Check below for a 20 minute video with Carmack on virtual reality, why he decided to tackle headsets, the latency of the human mind, and the first footage of one his handmade prototypes.
Carmack's such an intelligent guy that a single question sends him off on a four-minute-long monologue with a dozen long words I don't understand. To help make it easier, we've split the 20 minute video in to three chunks, with some impressions at the end of what it's like to use.
Part one shows the first glimpse of the duct-tape-and-belt prototype, covers the latency of the human brain, and how making "an 8 year old PC game is still demanding on consoles". Also big words about screens I don't understand?
Part two is the most impenetrably techy, as he explains the exact challenges of building a VR headset, but Carmack occasionally surfaces from the jargon to say something incredibly concise and exciting. Like when he explains that this is the best VR demo that the world has ever seen, but that "maybe hidden in some NASA lab there's something cooler than this, but I haven't seen it."
The third part is where Carmack gets down to showing us the device itself, while Games Radar's Hollander Cooper quizzes him on the realities of bringing something like this to market. Key quote? "This is literally held together with duct tape, but the guts of this is going to be made available as a kit for around $500."

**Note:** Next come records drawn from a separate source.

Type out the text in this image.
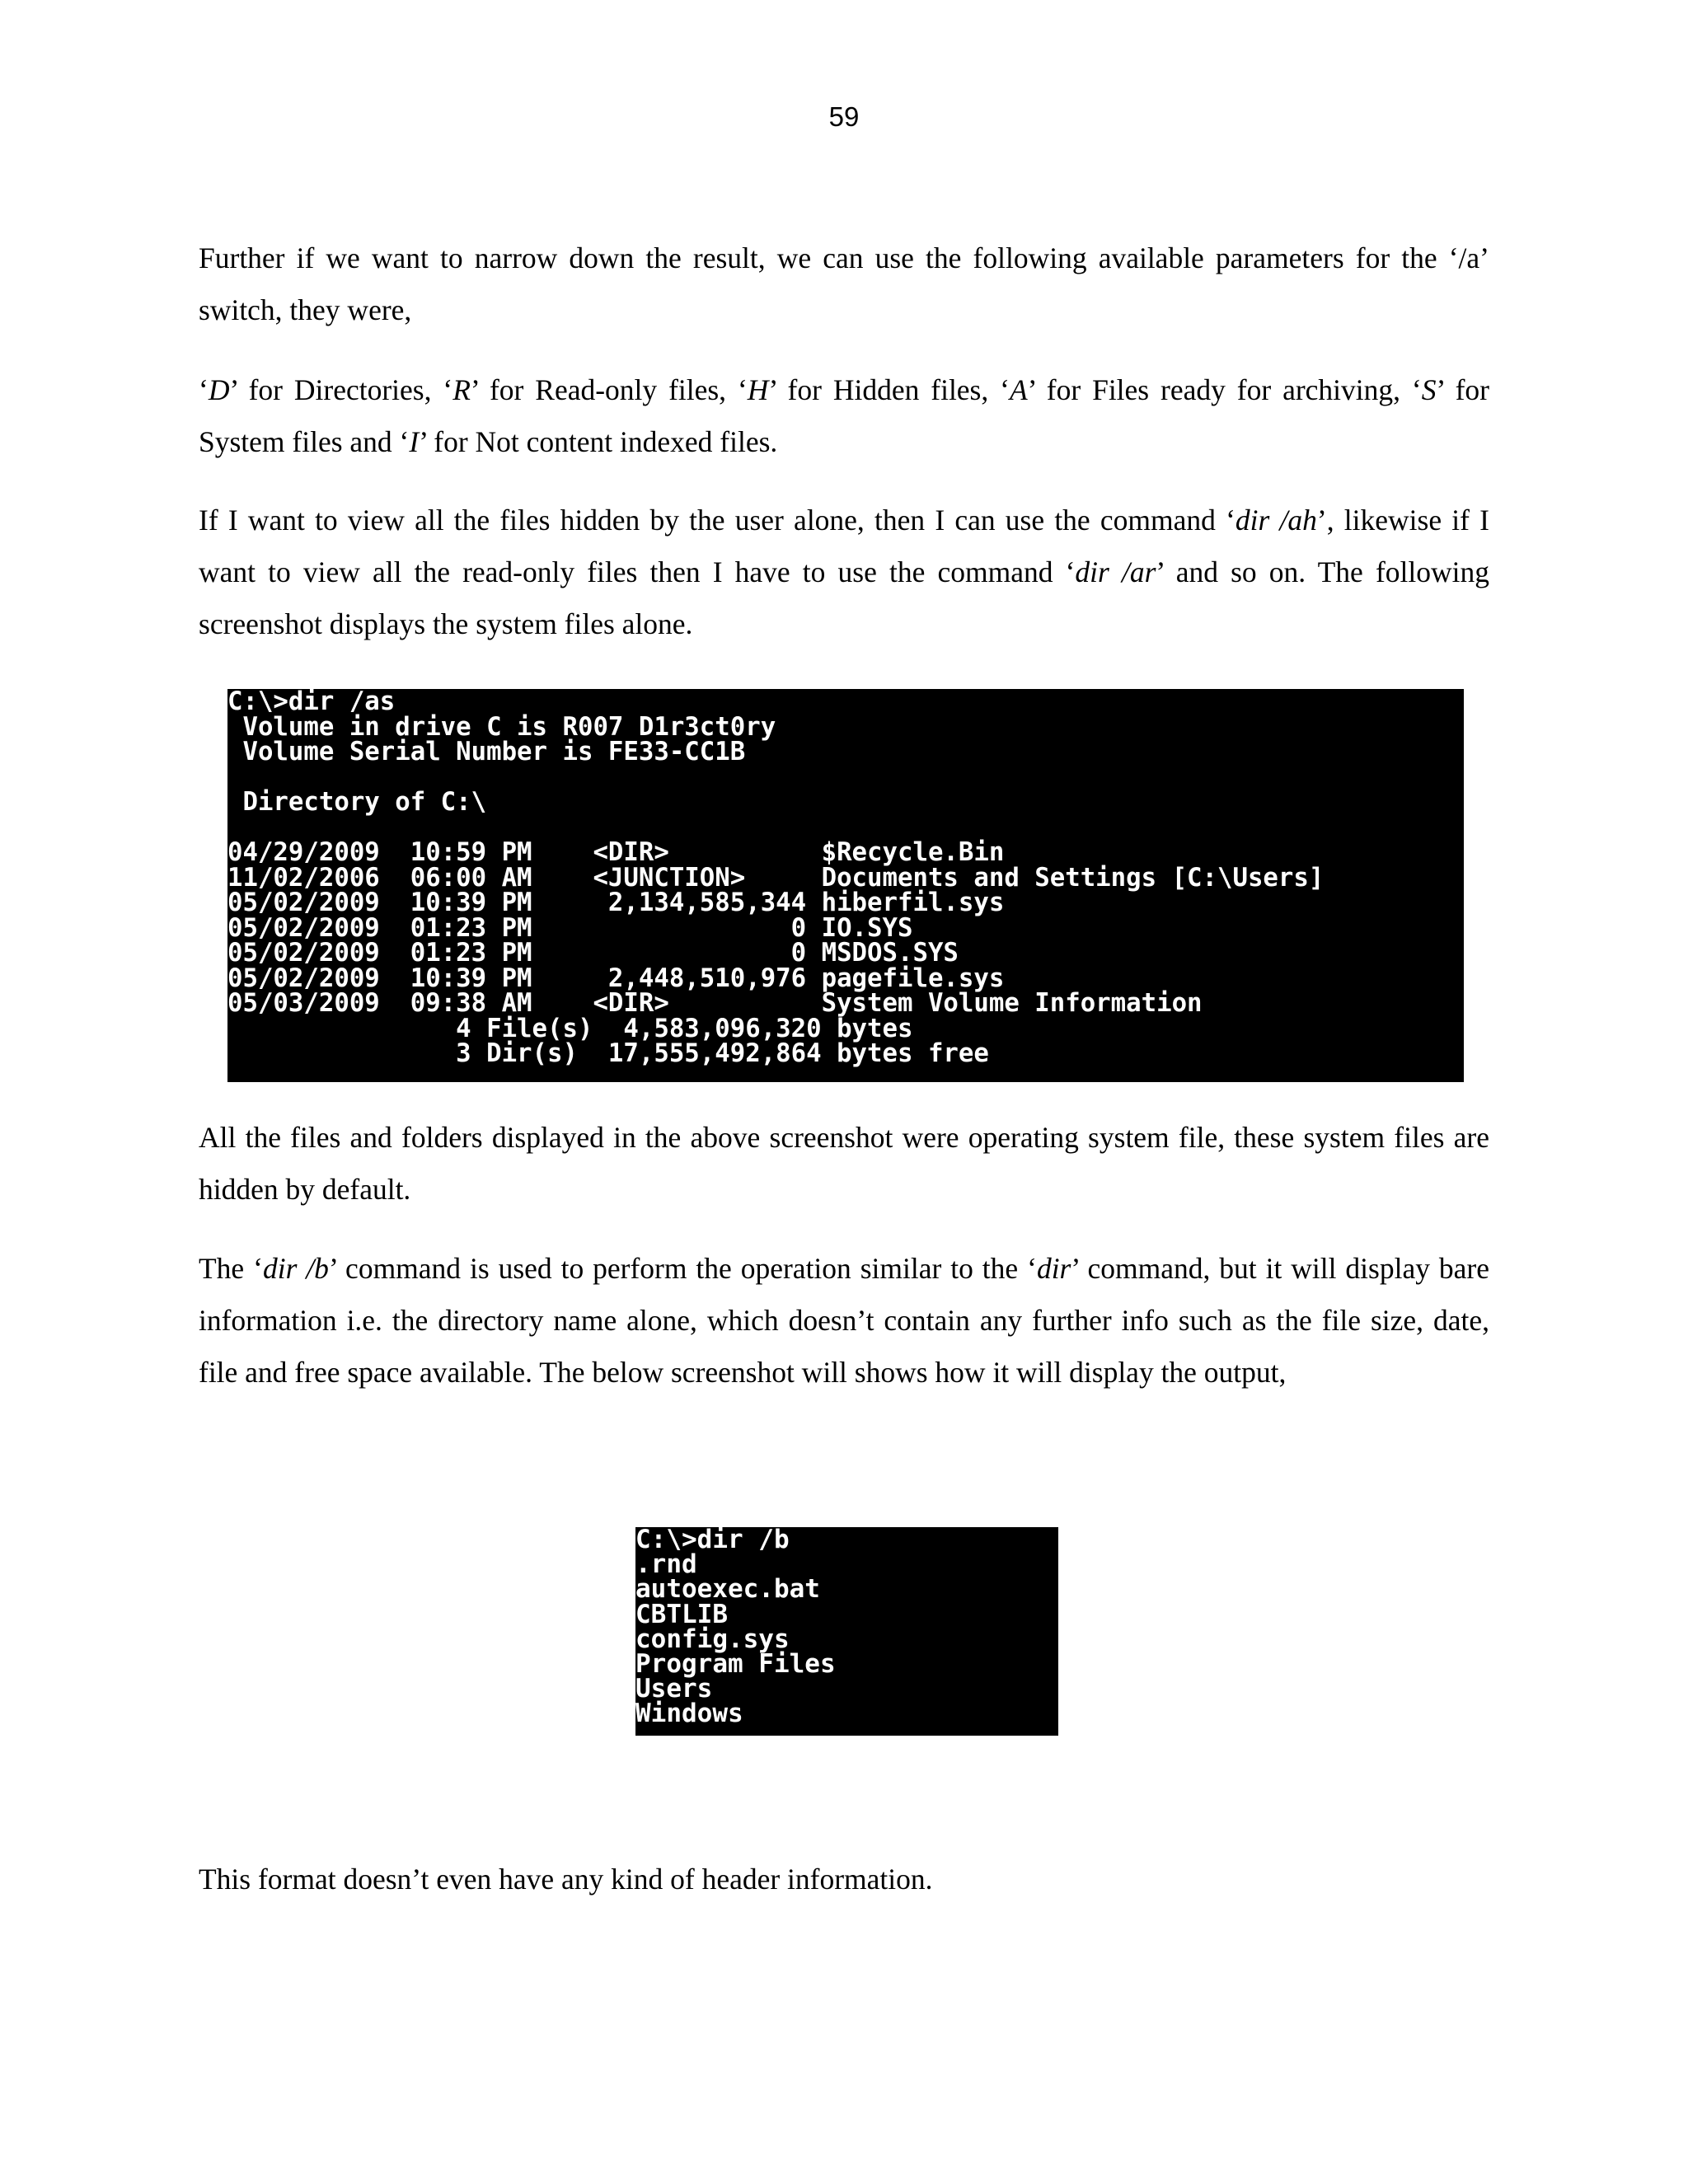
59

Further if we want to narrow down the result, we can use the following available parameters for the ‘/a’ switch, they were,

‘D’ for Directories, ‘R’ for Read-only files, ‘H’ for Hidden files, ‘A’ for Files ready for archiving, ‘S’ for System files and ‘I’ for Not content indexed files.

If I want to view all the files hidden by the user alone, then I can use the command ‘dir /ah’, likewise if I want to view all the read-only files then I have to use the command ‘dir /ar’ and so on. The following screenshot displays the system files alone.

C:\>dir /as
Volume in drive C is R007 D1r3ct0ry
Volume Serial Number is FE33-CC1B

Directory of C:\

04/29/2009  10:59 PM    <DIR>          $Recycle.Bin
11/02/2006  06:00 AM    <JUNCTION>     Documents and Settings [C:\Users]
05/02/2009  10:39 PM     2,134,585,344 hiberfil.sys
05/02/2009  01:23 PM                 0 IO.SYS
05/02/2009  01:23 PM                 0 MSDOS.SYS
05/02/2009  10:39 PM     2,448,510,976 pagefile.sys
05/03/2009  09:38 AM    <DIR>          System Volume Information
4 File(s)  4,583,096,320 bytes
3 Dir(s)  17,555,492,864 bytes free

All the files and folders displayed in the above screenshot were operating system file, these system files are hidden by default.

The ‘dir /b’ command is used to perform the operation similar to the ‘dir’ command, but it will display bare information i.e. the directory name alone, which doesn’t contain any further info such as the file size, date, file and free space available. The below screenshot will shows how it will display the output,

C:\>dir /b
.rnd
autoexec.bat
CBTLIB
config.sys
Program Files
Users
Windows

This format doesn’t even have any kind of header information.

At that price, I'd buy one.
Carmack talked a bit more in this last part on the reasons why the project excites him. "For a certain part of the hacker/maker crowd, this is going to be awesomely cool to work with, because there is honest to god cutting edge research to be done on the ergonomics, the focusing adjustment, software integration with other titles. These are things that people can do in their workshop that can make a difference in the next twelve months and yes, somebody big is going to turn this in to a real product in the coming years."

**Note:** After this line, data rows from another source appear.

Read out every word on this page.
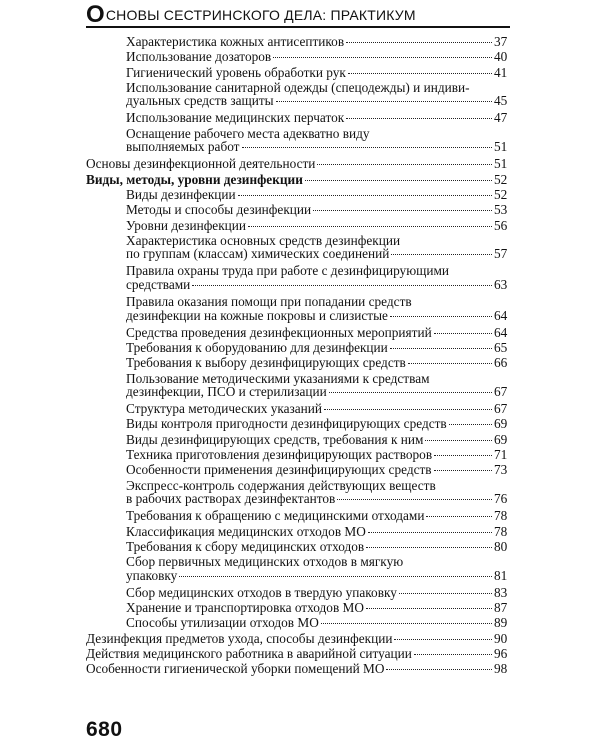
О СНОВЫ СЕСТРИНСКОГО ДЕЛА: ПРАКТИКУМ
Характеристика кожных антисептиков	37
Использование дозаторов	40
Гигиенический уровень обработки рук	41
Использование санитарной одежды (спецодежды) и индиви-
дуальных средств защиты	45
Использование медицинских перчаток	47
Оснащение рабочего места адекватно виду
выполняемых работ	51
Основы дезинфекционной деятельности	51
Виды, методы, уровни дезинфекции	52
Виды дезинфекции	52
Методы и способы дезинфекции	53
Уровни дезинфекции	56
Характеристика основных средств дезинфекции
по группам (классам) химических соединений	57
Правила охраны труда при работе с дезинфицирующими
средствами	63
Правила оказания помощи при попадании средств
дезинфекции на кожные покровы и слизистые	64
Средства проведения дезинфекционных мероприятий	64
Требования к оборудованию для дезинфекции	65
Требования к выбору дезинфицирующих средств	66
Пользование методическими указаниями к средствам
дезинфекции, ПСО и стерилизации	67
Структура методических указаний	67
Виды контроля пригодности дезинфицирующих средств	69
Виды дезинфицирующих средств, требования к ним	69
Техника приготовления дезинфицирующих растворов	71
Особенности применения дезинфицирующих средств	73
Экспресс-контроль содержания действующих веществ
в рабочих растворах дезинфектантов	76
Требования к обращению с медицинскими отходами	78
Классификация медицинских отходов МО	78
Требования к сбору медицинских отходов	80
Сбор первичных медицинских отходов в мягкую
упаковку	81
Сбор медицинских отходов в твердую упаковку	83
Хранение и транспортировка отходов МО	87
Способы утилизации отходов МО	89
Дезинфекция предметов ухода, способы дезинфекции	90
Действия медицинского работника в аварийной ситуации	96
Особенности гигиенической уборки помещений МО	98
680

Our video wizard David Boddington used it to play Doom 3: BFG Edition and loved it. "The level of immersion was unlike any other gaming experience I've ever had, and that bodes well for the future if Carmack or someone else can take the tech to the next level."
It's worth noting that the prototype Carmack is demoing wasn't made by him, but by another Texan builder of VR headsets. It's using the same tech and principles as Carmack's own version, which was unfortunately unable to make the trip to E3.

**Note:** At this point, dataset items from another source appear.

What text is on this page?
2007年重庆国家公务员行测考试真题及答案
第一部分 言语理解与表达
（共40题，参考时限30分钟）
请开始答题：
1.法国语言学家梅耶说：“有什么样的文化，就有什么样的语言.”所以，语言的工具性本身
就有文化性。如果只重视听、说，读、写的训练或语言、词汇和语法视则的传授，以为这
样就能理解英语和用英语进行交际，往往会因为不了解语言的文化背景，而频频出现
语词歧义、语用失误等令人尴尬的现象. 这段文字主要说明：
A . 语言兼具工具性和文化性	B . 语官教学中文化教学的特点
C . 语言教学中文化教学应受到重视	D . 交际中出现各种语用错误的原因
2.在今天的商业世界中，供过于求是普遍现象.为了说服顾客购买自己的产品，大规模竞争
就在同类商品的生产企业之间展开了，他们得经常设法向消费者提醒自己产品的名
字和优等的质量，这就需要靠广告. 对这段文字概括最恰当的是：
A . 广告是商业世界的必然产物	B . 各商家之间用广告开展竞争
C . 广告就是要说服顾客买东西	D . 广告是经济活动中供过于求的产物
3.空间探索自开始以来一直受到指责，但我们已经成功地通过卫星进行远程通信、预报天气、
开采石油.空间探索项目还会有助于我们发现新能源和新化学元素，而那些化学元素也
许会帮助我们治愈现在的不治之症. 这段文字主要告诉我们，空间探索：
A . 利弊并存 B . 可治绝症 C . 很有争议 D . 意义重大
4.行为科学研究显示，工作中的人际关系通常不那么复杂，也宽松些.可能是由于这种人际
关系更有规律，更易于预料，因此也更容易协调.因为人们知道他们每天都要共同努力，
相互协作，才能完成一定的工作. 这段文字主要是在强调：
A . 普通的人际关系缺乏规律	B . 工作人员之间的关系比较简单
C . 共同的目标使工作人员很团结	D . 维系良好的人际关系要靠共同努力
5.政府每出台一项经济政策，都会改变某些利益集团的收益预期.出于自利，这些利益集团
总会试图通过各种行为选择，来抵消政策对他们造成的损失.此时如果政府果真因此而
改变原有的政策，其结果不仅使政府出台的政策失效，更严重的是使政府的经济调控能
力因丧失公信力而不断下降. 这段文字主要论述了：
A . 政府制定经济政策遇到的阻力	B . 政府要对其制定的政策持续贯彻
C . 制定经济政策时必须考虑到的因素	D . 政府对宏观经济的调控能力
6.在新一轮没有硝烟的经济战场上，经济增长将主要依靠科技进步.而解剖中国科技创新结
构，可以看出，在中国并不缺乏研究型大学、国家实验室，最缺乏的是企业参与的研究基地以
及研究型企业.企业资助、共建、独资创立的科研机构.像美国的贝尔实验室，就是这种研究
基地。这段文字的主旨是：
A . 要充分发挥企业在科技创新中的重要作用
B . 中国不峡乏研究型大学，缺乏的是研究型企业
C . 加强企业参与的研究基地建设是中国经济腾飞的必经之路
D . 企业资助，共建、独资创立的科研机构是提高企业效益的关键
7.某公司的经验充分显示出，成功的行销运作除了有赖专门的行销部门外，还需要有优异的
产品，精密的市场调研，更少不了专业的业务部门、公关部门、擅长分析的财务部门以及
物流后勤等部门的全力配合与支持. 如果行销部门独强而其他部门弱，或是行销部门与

The goggle screens completely cover your vision, meaning the only thing you can see are scary corridors and flying heads. Character movement works more traditionally however, with players using a controller to walk around and shoot, while the goggles function as a head-tracker. If it ever comes to market as a consumer product, or even if the maker kits are reasonably accessible, it sounds like the perfect thing for hardcore ArmA players or flight sim enthusiasts.
There's one final thing that's interesting about this. Carmack has been good friends with Michael Abrash since the pair were programmers together on Quake 1. What did Michael Abrash recently say he was working on at Valve? Wearable computing.
Would you wear virtual reality goggles in front of your PC? Do you think John Carmack can make VR finally good?